Agentforceは仕事を実行するAIエージェント本体(digital workforce)で、AIforceはそのSalesforceの中身をSalesforce以外の画面からも使えるようにする「入口の層」です。公式発表はAIforceを「a live interface layer」(生きたインターフェース層)と呼び、Data 360・Customer 360・Agentforceに続いてAgentic Enterpriseアーキテクチャに加わる層だと位置づけています。つまり働き手を増やす話ではなく、既にSalesforceの中にある業務データ・業務ロジック・権限を、ClaudeやSlackなど人が実際に作業している場所へ届ける話です。
AIforceの料金はいくらですか?
2026年9月15日の公式発表に金額の記載はありません。発表末尾に「Pricing and packaging are subject to change. Availability may vary by region and is governed by customer agreements.」(料金とパッケージは変更されることがあり、提供状況は地域により異なり顧客契約に従う)とあるだけで、既存のSalesforce契約に含まれるのか追加費用が必要なのかは、この発表だけでは判断できません。費用を見積もる段階ではなく、担当営業に確認する段階だと考えてください。
今日から使えるのはどれですか?
3つの入口のうち、Lightning画面の中で動くAgentforce Coworkerだけが「instantly available to Salesforce customers」(Salesforce顧客はすぐ利用可能)とされ、ボタン1つで有効化できると明記されています。Claude向けのSalesforce in Claudeは「available to all customers in beta」(全顧客にベータ提供)で、ベータ段階です。Slackforceはこの発表で公開されたもので、機能ごとの提供時期は発表文に細かく書かれていません。
AIforceを使うとSalesforceの画面は不要になりますか?
不要にはなりません。AIforceは操作の入口を増やす仕組みで、データ・業務ロジック・権限の実体はSalesforce側に残ります。公式発表も「every action routes back through Salesforce」(すべての操作はSalesforceを経由して戻る)としており、Salesforceを外して別のシステムに置き換えるものではありません。

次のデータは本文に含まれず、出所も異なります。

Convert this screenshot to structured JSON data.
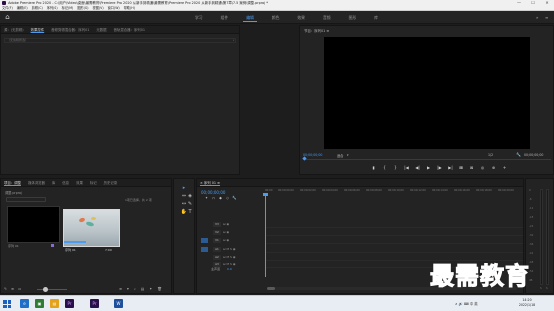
{
  "titlebar": {
    "title": "Adobe Premiere Pro 2020 - C:\\用户\\Video\\桌面\\最需教育\\Premiere Pro 2020 从新手到精通\\最需教育\\Premiere Pro 2020 从新手到精通\\第7章\\7.5 案例\\调整.prproj *",
    "controls": [
      "—",
      "☐",
      "✕"
    ]
  },
  "menubar": {
    "items": [
      "文件(F)",
      "编辑(E)",
      "剪辑(C)",
      "序列(S)",
      "标记(M)",
      "图形(G)",
      "视图(V)",
      "窗口(W)",
      "帮助(H)"
    ]
  },
  "workspace": {
    "tabs": [
      "学习",
      "组件",
      "编辑",
      "颜色",
      "效果",
      "音频",
      "图形",
      "库"
    ],
    "active_index": 2,
    "more": "»",
    "menu": "≡"
  },
  "source": {
    "tabs": [
      "源：(无剪辑)",
      "效果控件",
      "音频剪辑混合器：序列01",
      "元数据",
      "音轨混合器：序列01"
    ],
    "active_index": 1,
    "sub_label": "（无剪辑所选）",
    "chevron": "›"
  },
  "program": {
    "title": "节目：序列01 ≡",
    "timecode_left": "00;00;00;00",
    "fit": "适合",
    "fit_chevron": "▾",
    "ratio": "1/2",
    "wrench": "🔧",
    "timecode_right": "00;00;00;00",
    "transport": [
      "▮",
      "{",
      "}",
      "|◀",
      "◀|",
      "▶",
      "|▶",
      "▶|",
      "⊞"
    ],
    "right_buttons": [
      "⊟",
      "⊠",
      "◎",
      "⊕",
      "+"
    ]
  },
  "project": {
    "tabs": [
      "项目：调整",
      "媒体浏览器",
      "库",
      "信息",
      "效果",
      "标记",
      "历史记录"
    ],
    "active_index": 0,
    "name": "调整.prproj",
    "item_count": "1项已选择，共 2 项",
    "items": [
      {
        "label": "序列 01",
        "duration": ""
      },
      {
        "label": "序列 01",
        "duration": "7:00"
      }
    ],
    "bottom_left": [
      "✎",
      "≡",
      "▭",
      "◎"
    ],
    "bottom_right": [
      "≡",
      "▾",
      "⌕",
      "▤",
      "✦",
      "🗑"
    ]
  },
  "tools": {
    "items": [
      "▸",
      "⇔",
      "◈",
      "↔",
      "✎",
      "✋",
      "T"
    ],
    "active_index": 0
  },
  "timeline": {
    "tab": "× 序列 01 ≡",
    "timecode": "00;00;00;00",
    "tools": [
      "✦",
      "∩",
      "◆",
      "◇",
      "🔧"
    ],
    "ticks": [
      "00;00",
      "00;00;00;00",
      "00;00;02;00",
      "00;00;04;00",
      "00;00;06;00",
      "00;00;08;00",
      "00;00;10;00",
      "00;00;12;00",
      "00;00;14;00",
      "00;00;16;00",
      "00;00;18;00",
      "00;00;20;00"
    ],
    "video_tracks": [
      {
        "name": "V3",
        "icons": "⊟ ◉"
      },
      {
        "name": "V2",
        "icons": "⊟ ◉"
      },
      {
        "name": "V1",
        "icons": "⊟ ◉"
      }
    ],
    "audio_tracks": [
      {
        "name": "A1",
        "icons": "⊟ M S ◉"
      },
      {
        "name": "A2",
        "icons": "⊟ M S ◉"
      },
      {
        "name": "A3",
        "icons": "⊟ M S ◉"
      }
    ],
    "master_label": "主声道",
    "master_value": "0.0"
  },
  "meters": {
    "scale": [
      "0",
      "-6",
      "-12",
      "-18",
      "-24",
      "-30",
      "-36",
      "-42",
      "-48",
      "-54",
      "dB"
    ],
    "footer": [
      "S",
      "S"
    ]
  },
  "taskbar": {
    "apps": [
      "e",
      "▣",
      "▤",
      "Pr",
      "Pr",
      "W"
    ],
    "sys": "∧ 🔊 ⌨ 中 英",
    "time": "14:20",
    "date": "2022/1/18"
  },
  "watermark": "最需教育",
  "colors": {
    "accent": "#4a9cf0",
    "panel": "#232323",
    "taskbar": "#e8edf3"
  }
}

日常的にダッシュボードを開かない社員が、Slackやチャットの画面から質問・更新・ワークフロー実行をできるようにする、という位置づけです。
権限やデータの扱いはどうなりますか?
公式発表は「every request runs on existing permissions and business rules」(すべてのリクエストは既存の権限と業務ルールの上で動く)とし、各エージェントは質問した本人が見られる範囲しか見られないと説明しています。あわせてZero Data Retention(業務データはその場の回答に使うだけでモデル提供側に保持されない)と明記され、新しい権限モデルの構築・移行・個別の連携開発は不要だとしています。ただしこれは発表時点の公式表記であり、自社の規程に照らした確認は別途必要です。